Taking Care Of Your Credit Score

There are two essential components that make up a successful house purchase: finding the perfect home that fits your needs and being able to secure the funds necessary to buy it.

For the first, you can depend on your Realtor® to help you find the right home in the right neighborhood for the right price.

The second relies a lot (but not totally – we’ll discuss that later) on you and how you’ve handled your finances up to this point – in short – what’s your credit score look like? Your credit score will help determine if you are eligible for a mortgage and what mortgage rate you qualify for.

If you’re dipping your toe into the home buying market, you’ll want to pay close attention to the next paragraphs and heed some time tested, mortgage banker approved lessons about your credit score and what you need to do to make sure it’s good enough for you to get a great mortgage rate.

Credit scores range from 300 to 850. A credit score of 700 or above is considered good and any above 800 are considered excellent. Most scores fall between 600 and 750.

The 5 main factors used to determine your credit score:

Your Track Record

What’s your track record been regarding repayment of both secured (house, car) and unsecured (credit card, college loans) debt? Even one late payment can negatively “ding” your credit score. And, since this factor makes up 35% of the determination of your score, a misstep here is big. Some of the smartest people we know tackle this by setting up automatic payments for their bills. Be smart too.

How You Use the Credit You Have

How much do you owe in relation to how much you earn? Are you “maxed out” on your credit cards? After paying your monthly bills, how much is left over, how much more capacity do you have to borrow money and repay it on time every time? This determination makes up 30% of your credit rating.
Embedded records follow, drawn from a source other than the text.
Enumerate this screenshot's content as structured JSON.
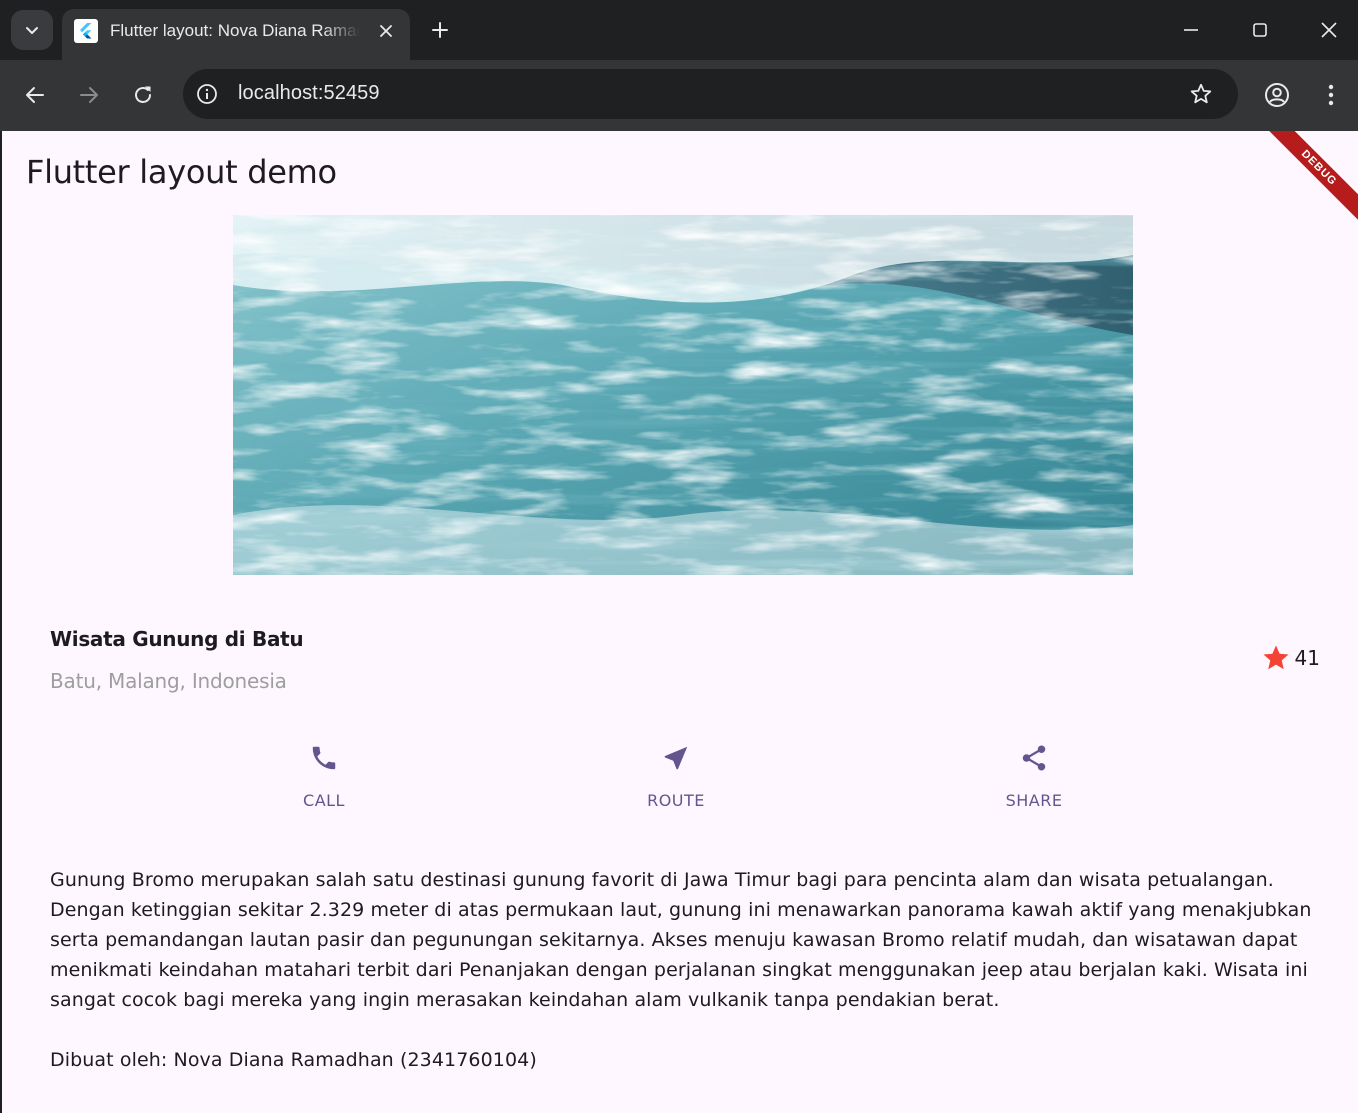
{
  "browser": {
    "tab_title": "Flutter layout: Nova Diana Ramadhan",
    "url": "localhost:52459"
  },
  "app": {
    "title": "Flutter layout demo",
    "debug_banner": "DEBUG",
    "colors": {
      "primary": "#65558f",
      "star": "#f44336",
      "background": "#fef7ff"
    }
  },
  "place": {
    "name": "Wisata Gunung di Batu",
    "location": "Batu, Malang, Indonesia",
    "rating_count": "41"
  },
  "actions": [
    {
      "label": "CALL",
      "icon": "phone-icon"
    },
    {
      "label": "ROUTE",
      "icon": "near-me-icon"
    },
    {
      "label": "SHARE",
      "icon": "share-icon"
    }
  ],
  "description": "Gunung Bromo merupakan salah satu destinasi gunung favorit di Jawa Timur bagi para pencinta alam dan wisata petualangan. Dengan ketinggian sekitar 2.329 meter di atas permukaan laut, gunung ini menawarkan panorama kawah aktif yang menakjubkan serta pemandangan lautan pasir dan pegunungan sekitarnya. Akses menuju kawasan Bromo relatif mudah, dan wisatawan dapat menikmati keindahan matahari terbit dari Penanjakan dengan perjalanan singkat menggunakan jeep atau berjalan kaki. Wisata ini sangat cocok bagi mereka yang ingin merasakan keindahan alam vulkanik tanpa pendakian berat.",
  "credit": "Dibuat oleh: Nova Diana Ramadhan (2341760104)"
}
How Long You’ve Had Credit

The length of your credit history makes up 15% of your score. Are you just starting out and have very little history of debt repayment? That’ll be a factor. But, how do “they” expect you to demonstrate your repayment capability if they won’t give you a loan to repay? A great place to start would be by getting a gas credit card, put all your gas on it every month and pay it off each and every month as well – pay it off, don’t just make the minimum payment. Pay it off.
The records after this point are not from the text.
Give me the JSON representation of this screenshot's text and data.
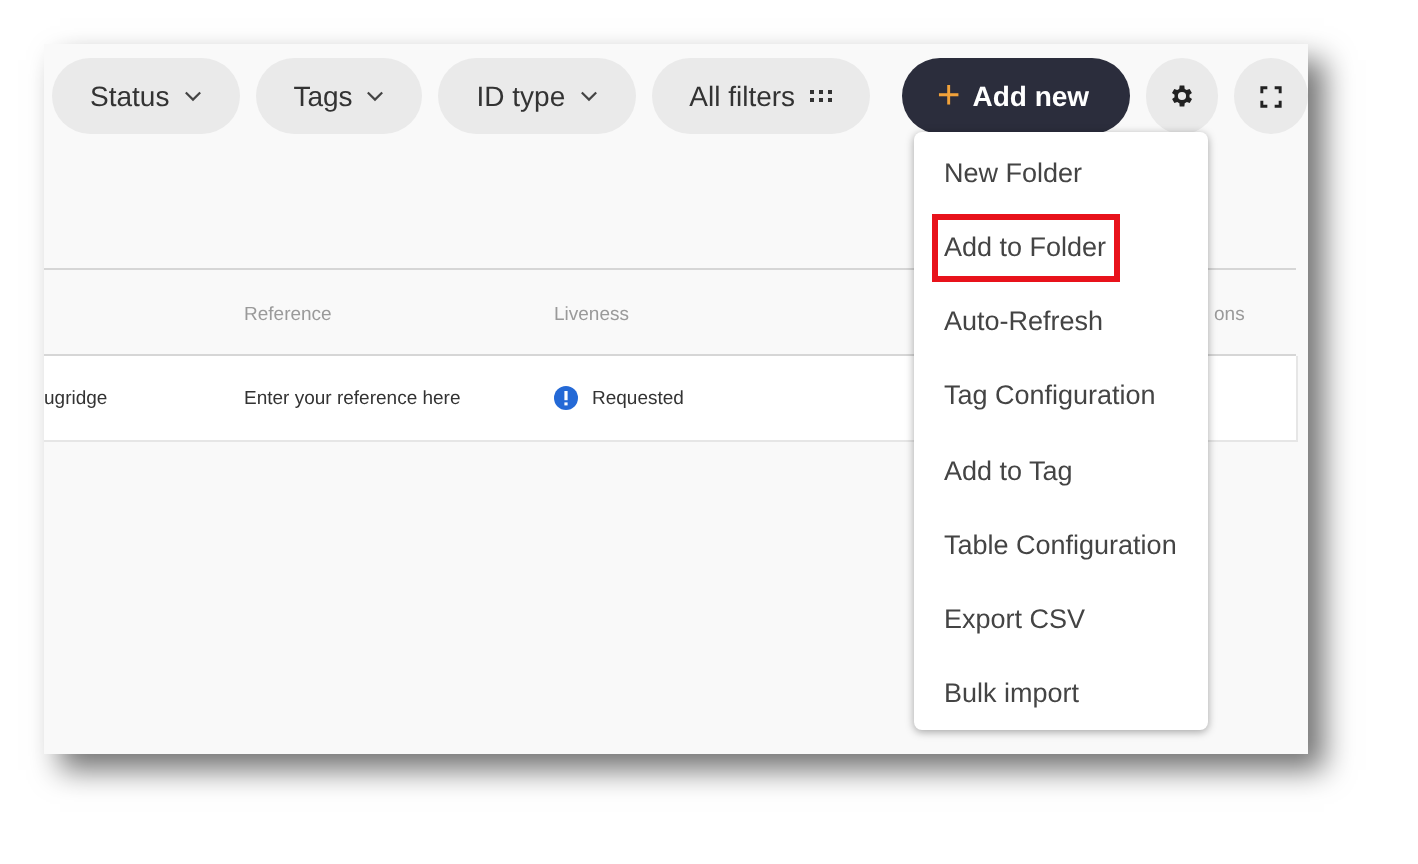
{
  "toolbar": {
    "filters": [
      {
        "label": "Status",
        "kind": "dropdown"
      },
      {
        "label": "Tags",
        "kind": "dropdown"
      },
      {
        "label": "ID type",
        "kind": "dropdown"
      },
      {
        "label": "All filters",
        "kind": "grid"
      }
    ],
    "add_button": {
      "icon": "+",
      "label": "Add new"
    }
  },
  "table": {
    "columns": [
      "Reference",
      "Liveness",
      "ons"
    ],
    "rows": [
      {
        "name": "ugridge",
        "reference": "Enter your reference here",
        "liveness": "Requested"
      }
    ]
  },
  "menu": {
    "items": [
      {
        "label": "New Folder",
        "highlighted": false
      },
      {
        "label": "Add to Folder",
        "highlighted": true
      },
      {
        "label": "Auto-Refresh",
        "highlighted": false
      },
      {
        "label": "Tag Configuration",
        "highlighted": false
      },
      {
        "label": "Add to Tag",
        "highlighted": false
      },
      {
        "label": "Table Configuration",
        "highlighted": false
      },
      {
        "label": "Export CSV",
        "highlighted": false
      },
      {
        "label": "Bulk import",
        "highlighted": false
      }
    ]
  }
}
Any New Credit You’ve Acquired

How much new credit do you have? Did you just get a new credit card or a new car? This goes straight back to the first point we made – what’s your track record at repayment? If you’ve got new debt, they don’t know how you’re going to handle the additional expenditure. This is REALLY important to pay attention to after you’ve secured a mortgage. Don’t go out and open new lines of credit for fancy furniture. Most importantly, keep in mind that your credit will get re-pulled just prior to closing on your loan and if you have a new credit line, your score will likely decrease, and your mortgage rate will likely increase.

What Kind Of Credit Do You Carry?

What kinds of credit do you carry? Is it a good mixture of secured and unsecured? This will account for 10% of your score.

So, there you have it. You need to pay good mind to all 5 of these factors early on in the game in order to get and maintain a good credit score. If you’ve stumbled in the past, all is not lost. Take the time needed and the advice we’ve given above to get back on track. If you stick to a sound financial plan and live inside your means, you’ll see your score creep up and your interest rates inch down!